Israeli police said 20 officers had been injured in recent days.

In East Jerusalem, which includes the Old City, Palestinians feel an increasing threat from settlers who have sought to expand the Jewish presence there through buying homes, constructing buildings, and court-ordered evictions, such as the case in Sheikh Jarrah.

Nabeel al-Kurd, a 77-year-old whose family faces losing their home, said the evictions were a racist attempt to “expel Palestinians and replace them with settlers”.

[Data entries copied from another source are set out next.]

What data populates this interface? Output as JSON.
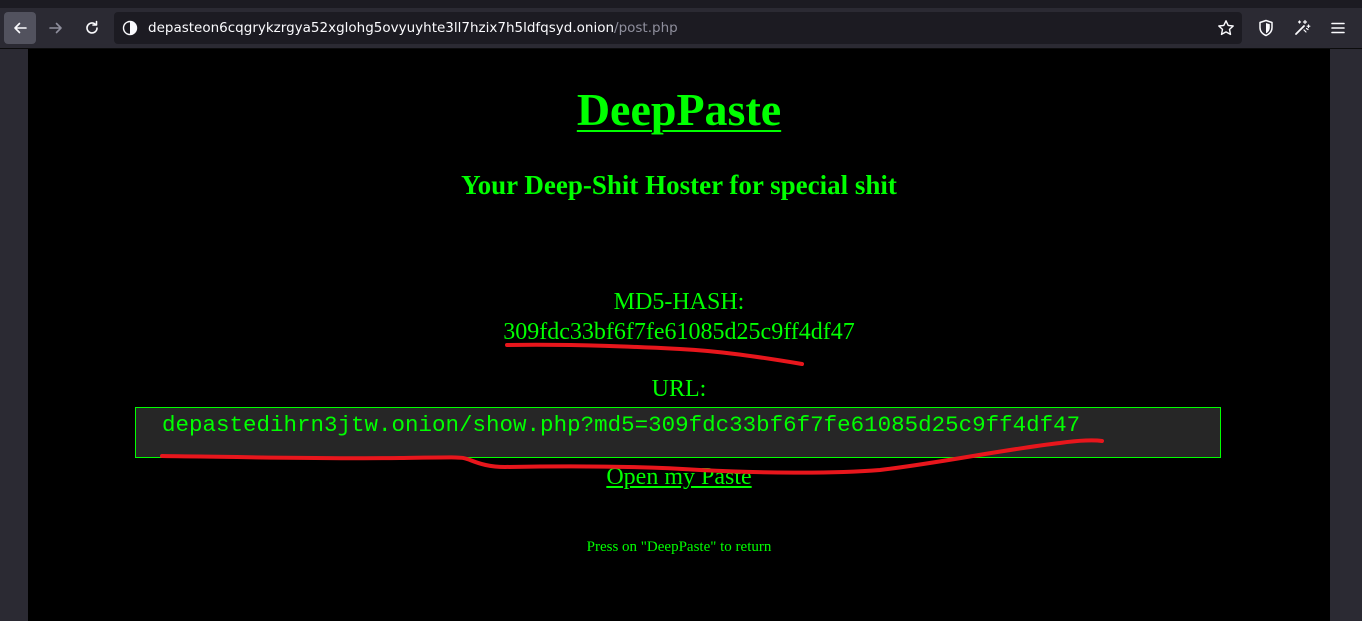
{
  "browser": {
    "url_host": "depasteon6cqgrykzrgya52xglohg5ovyuyhte3ll7hzix7h5ldfqsyd.onion",
    "url_path": "/post.php",
    "icons": [
      "back-arrow-icon",
      "forward-arrow-icon",
      "reload-icon",
      "page-info-icon",
      "bookmark-star-icon",
      "shield-icon",
      "magic-wand-icon",
      "menu-icon"
    ]
  },
  "page": {
    "title": "DeepPaste",
    "subtitle": "Your Deep-Shit Hoster for special shit",
    "hash_label": "MD5-HASH:",
    "hash_value": "309fdc33bf6f7fe61085d25c9ff4df47",
    "url_label": "URL:",
    "paste_url": "depastedihrn3jtw.onion/show.php?md5=309fdc33bf6f7fe61085d25c9ff4df47",
    "open_link": "Open my Paste",
    "return_note": "Press on \"DeepPaste\" to return"
  },
  "colors": {
    "page_text": "#00ff00",
    "page_bg": "#000000",
    "annotation": "#e8161c",
    "browser_chrome": "#2b2a33"
  }
}
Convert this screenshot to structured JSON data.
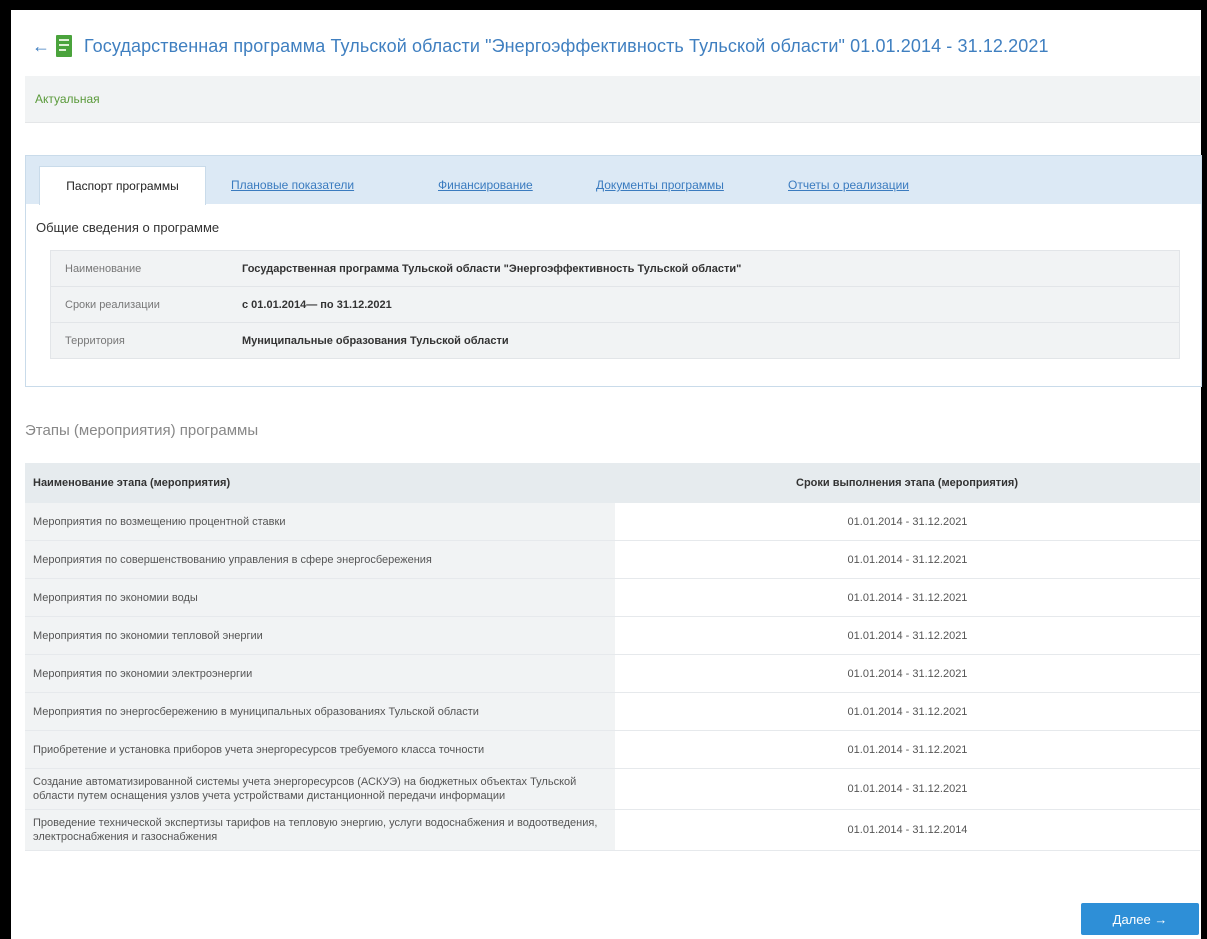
{
  "header": {
    "title": "Государственная программа Тульской области \"Энергоэффективность Тульской области\" 01.01.2014 - 31.12.2021"
  },
  "status": {
    "label": "Актуальная"
  },
  "tabs": [
    {
      "label": "Паспорт программы",
      "active": true
    },
    {
      "label": "Плановые показатели",
      "active": false
    },
    {
      "label": "Финансирование",
      "active": false
    },
    {
      "label": "Документы программы",
      "active": false
    },
    {
      "label": "Отчеты о реализации",
      "active": false
    }
  ],
  "passport": {
    "section_title": "Общие сведения о программе",
    "fields": [
      {
        "label": "Наименование",
        "value": "Государственная программа Тульской области \"Энергоэффективность Тульской области\""
      },
      {
        "label": "Сроки реализации",
        "value": "с 01.01.2014— по 31.12.2021"
      },
      {
        "label": "Территория",
        "value": "Муниципальные образования Тульской области"
      }
    ]
  },
  "stages": {
    "title": "Этапы (мероприятия) программы",
    "columns": [
      "Наименование этапа (мероприятия)",
      "Сроки выполнения этапа (мероприятия)"
    ],
    "rows": [
      {
        "name": "Мероприятия по возмещению процентной ставки",
        "dates": "01.01.2014 - 31.12.2021"
      },
      {
        "name": "Мероприятия по совершенствованию управления в сфере энергосбережения",
        "dates": "01.01.2014 - 31.12.2021"
      },
      {
        "name": "Мероприятия по экономии воды",
        "dates": "01.01.2014 - 31.12.2021"
      },
      {
        "name": "Мероприятия по экономии тепловой энергии",
        "dates": "01.01.2014 - 31.12.2021"
      },
      {
        "name": "Мероприятия по экономии электроэнергии",
        "dates": "01.01.2014 - 31.12.2021"
      },
      {
        "name": "Мероприятия по энергосбережению в муниципальных образованиях Тульской области",
        "dates": "01.01.2014 - 31.12.2021"
      },
      {
        "name": "Приобретение и установка приборов учета энергоресурсов требуемого класса точности",
        "dates": "01.01.2014 - 31.12.2021"
      },
      {
        "name": "Создание автоматизированной системы учета энергоресурсов (АСКУЭ) на бюджетных объектах Тульской области путем оснащения узлов учета устройствами дистанционной передачи информации",
        "dates": "01.01.2014 - 31.12.2021"
      },
      {
        "name": "Проведение технической экспертизы тарифов на тепловую энергию, услуги водоснабжения и водоотведения, электроснабжения и газоснабжения",
        "dates": "01.01.2014 - 31.12.2014"
      }
    ]
  },
  "footer": {
    "next_label": "Далее →"
  }
}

Under Israeli law, Jews who can prove a title from before the 1948 war that accompanied the country’s creation can claim back their Jerusalem properties. Hundreds of thousands of Arabs were displaced in the same conflict but no similar law exists for Palestinians who lost their homes in the city.

“This an attempt by the settlers, supported by the government, to seize our homes with force,” Kurd told the Guardian. “Enough is enough.”

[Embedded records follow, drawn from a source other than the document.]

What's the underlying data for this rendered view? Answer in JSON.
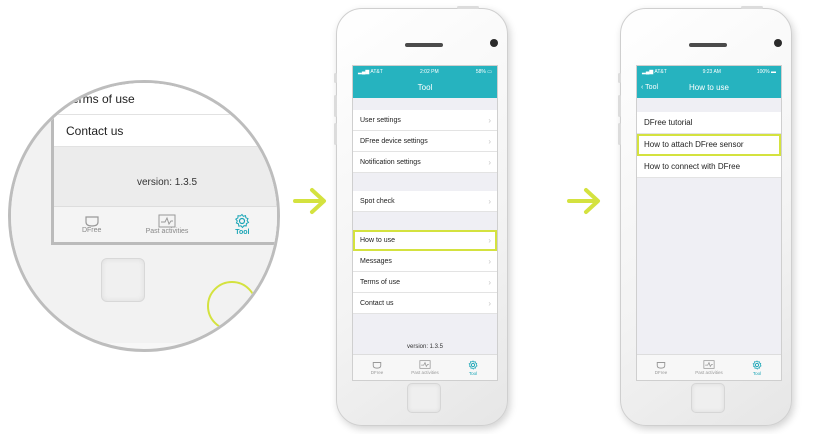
{
  "zoom": {
    "rows": [
      "Terms of use",
      "Contact us"
    ],
    "version": "version: 1.3.5",
    "tabs": [
      "DFree",
      "Past activities",
      "Tool"
    ]
  },
  "phone1": {
    "status": {
      "carrier": "AT&T",
      "time": "2:02 PM",
      "battery": "58%"
    },
    "title": "Tool",
    "group1": [
      "User settings",
      "DFree device settings",
      "Notification settings"
    ],
    "group2": [
      "Spot check"
    ],
    "group3": [
      "How to use",
      "Messages",
      "Terms of use",
      "Contact us"
    ],
    "version": "version: 1.3.5",
    "tabs": [
      "DFree",
      "Past activities",
      "Tool"
    ]
  },
  "phone2": {
    "status": {
      "carrier": "AT&T",
      "time": "9:23 AM",
      "battery": "100%"
    },
    "back": "Tool",
    "title": "How to use",
    "items": [
      "DFree tutorial",
      "How to attach DFree sensor",
      "How to connect with DFree"
    ],
    "tabs": [
      "DFree",
      "Past activities",
      "Tool"
    ]
  },
  "colors": {
    "accent": "#26b3bf",
    "highlight": "#d4e23f"
  }
}
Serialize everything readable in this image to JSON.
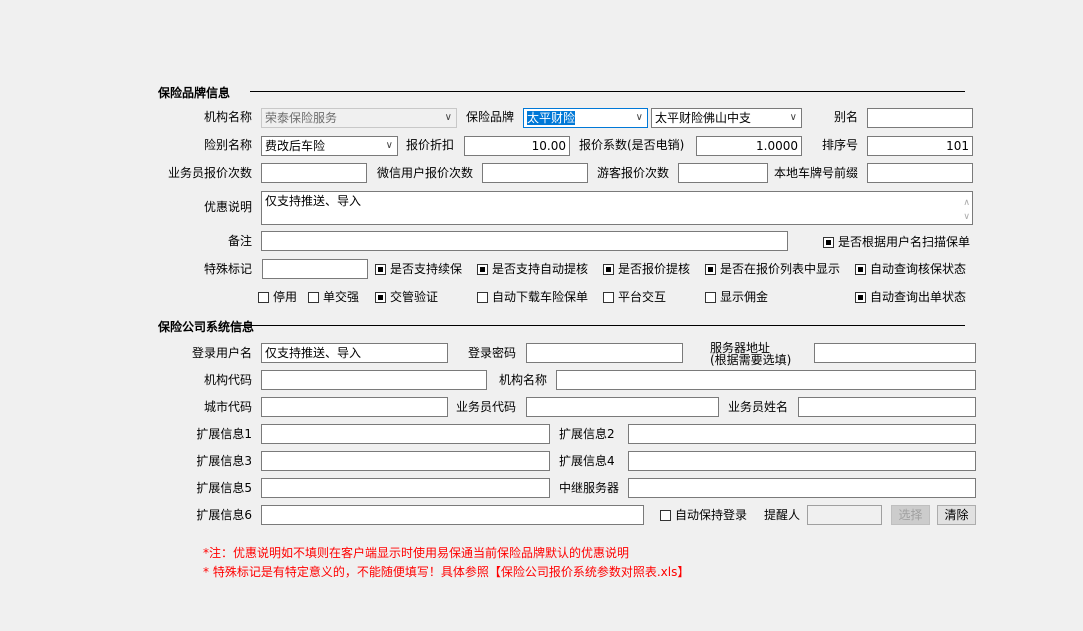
{
  "brand_section": {
    "title": "保险品牌信息",
    "org_name_label": "机构名称",
    "org_name_value": "荣泰保险服务",
    "brand_label": "保险品牌",
    "brand_value": "太平财险",
    "branch_value": "太平财险佛山中支",
    "alias_label": "别名",
    "alias_value": "",
    "insurance_type_label": "险别名称",
    "insurance_type_value": "费改后车险",
    "discount_label": "报价折扣",
    "discount_value": "10.00",
    "coef_label": "报价系数(是否电销)",
    "coef_value": "1.0000",
    "sort_label": "排序号",
    "sort_value": "101",
    "agent_count_label": "业务员报价次数",
    "wechat_count_label": "微信用户报价次数",
    "guest_count_label": "游客报价次数",
    "plate_prefix_label": "本地车牌号前缀",
    "promo_label": "优惠说明",
    "promo_value": "仅支持推送、导入",
    "remark_label": "备注",
    "special_label": "特殊标记",
    "checkboxes": [
      {
        "label": "是否根据用户名扫描保单",
        "checked": true
      },
      {
        "label": "是否支持续保",
        "checked": true
      },
      {
        "label": "是否支持自动提核",
        "checked": true
      },
      {
        "label": "是否报价提核",
        "checked": true
      },
      {
        "label": "是否在报价列表中显示",
        "checked": true
      },
      {
        "label": "自动查询核保状态",
        "checked": true
      },
      {
        "label": "停用",
        "checked": false
      },
      {
        "label": "单交强",
        "checked": false
      },
      {
        "label": "交管验证",
        "checked": true
      },
      {
        "label": "自动下载车险保单",
        "checked": false
      },
      {
        "label": "平台交互",
        "checked": false
      },
      {
        "label": "显示佣金",
        "checked": false
      },
      {
        "label": "自动查询出单状态",
        "checked": true
      }
    ]
  },
  "system_section": {
    "title": "保险公司系统信息",
    "login_user_label": "登录用户名",
    "login_user_value": "仅支持推送、导入",
    "login_pwd_label": "登录密码",
    "server_label_1": "服务器地址",
    "server_label_2": "(根据需要选填)",
    "org_code_label": "机构代码",
    "org_name_label": "机构名称",
    "city_code_label": "城市代码",
    "agent_code_label": "业务员代码",
    "agent_name_label": "业务员姓名",
    "ext1": "扩展信息1",
    "ext2": "扩展信息2",
    "ext3": "扩展信息3",
    "ext4": "扩展信息4",
    "ext5": "扩展信息5",
    "relay_label": "中继服务器",
    "ext6": "扩展信息6",
    "keep_login_label": "自动保持登录",
    "keep_login_checked": false,
    "reminder_label": "提醒人",
    "select_button": "选择",
    "clear_button": "清除"
  },
  "notes": [
    "*注：优惠说明如不填则在客户端显示时使用易保通当前保险品牌默认的优惠说明",
    "* 特殊标记是有特定意义的，不能随便填写！具体参照【保险公司报价系统参数对照表.xls】"
  ]
}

On Sunday afternoon, in light of the tensions and after a request from the attorney general, Avichai Mandelblit, the supreme court agreed to delay the hearing. It said it should be held within a month.

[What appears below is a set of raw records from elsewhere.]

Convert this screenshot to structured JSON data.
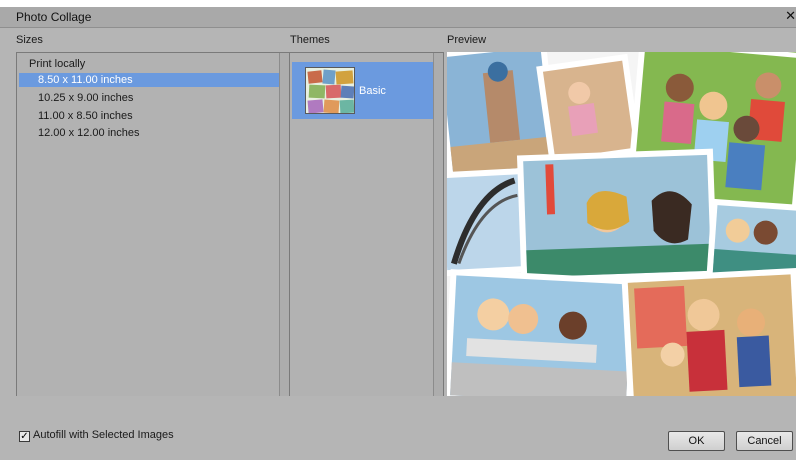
{
  "window": {
    "title": "Photo Collage",
    "close_glyph": "✕"
  },
  "labels": {
    "sizes": "Sizes",
    "themes": "Themes",
    "preview": "Preview"
  },
  "sizes": {
    "root": "Print locally",
    "items": [
      {
        "label": "8.50 x 11.00 inches",
        "selected": true
      },
      {
        "label": "10.25 x 9.00 inches",
        "selected": false
      },
      {
        "label": "11.00 x 8.50 inches",
        "selected": false
      },
      {
        "label": "12.00 x 12.00 inches",
        "selected": false
      }
    ]
  },
  "themes": {
    "items": [
      {
        "label": "Basic",
        "selected": true
      }
    ]
  },
  "footer": {
    "autofill_label": "Autofill with Selected Images",
    "autofill_checked": true,
    "ok_label": "OK",
    "cancel_label": "Cancel"
  },
  "colors": {
    "selection": "#6b9adf",
    "dialog_bg": "#b5b5b5"
  },
  "icons": {
    "checkbox": "checkmark-icon"
  }
}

Still, the hiatus may not be enough to end the crisis. At previous Jerusalem Day marches, participants have harassed Arab residents and banged on shuttered doors as they descended through the Muslim quarter.

Palestinians have also complained of oppressive restrictions on gatherings during the Muslim holy month of Ramadan.

Nir Hasson, a writer for the left-leaning Israeli daily newspaper Haaretz, accused Israeli authorities of making a series of bad decisions recently, “including the unrestrained freedom given to police in [Jerusalem’s] streets, where on Friday they acted as if they had been sent to fan the flames, not to extinguish them”.

He added: “In the end, half of Israel’s capital city is occupied, and 40% of its residents are non-citizens who view Israel as a foreign, oppressive regime. The police and other authorities must recognise this and act to restore calm.”
© Provided by The Guardian A Palestinian man helps a wounded fellow protester during clashes with Israeli security forces at Jerusalem’s al-Aqsa mosque. Photograph: Ahmad Gharabli/AFP/Getty Images

Jerusalem has long been the centre of the Israeli-Palestinian crisis, with its holy sites revered by Jews and Muslims.

The Old City’s Western Wall forms part of the holiest site in Judaism – the Temple Mount. It is equally part of the al-Haram al-Sharif, or the Noble Sanctuary, however, with the Dome of the Rock and al-Aqsa mosque above it.

Palestinians have held nightly protests in Sheikh Jarrah. A reporter for Israeli public TV tweeted footage of a Jewish driver whose car was attacked with stones and windows shattered at the entrance to Sheikh Jarrah on Saturday.

The Islamist movement Hamas, which is in power inside Gaza, urged Palestinians to remain at al-Aqsa until Ramadan ends, saying: “The resistance is ready to defend al-Aqsa at any cost.”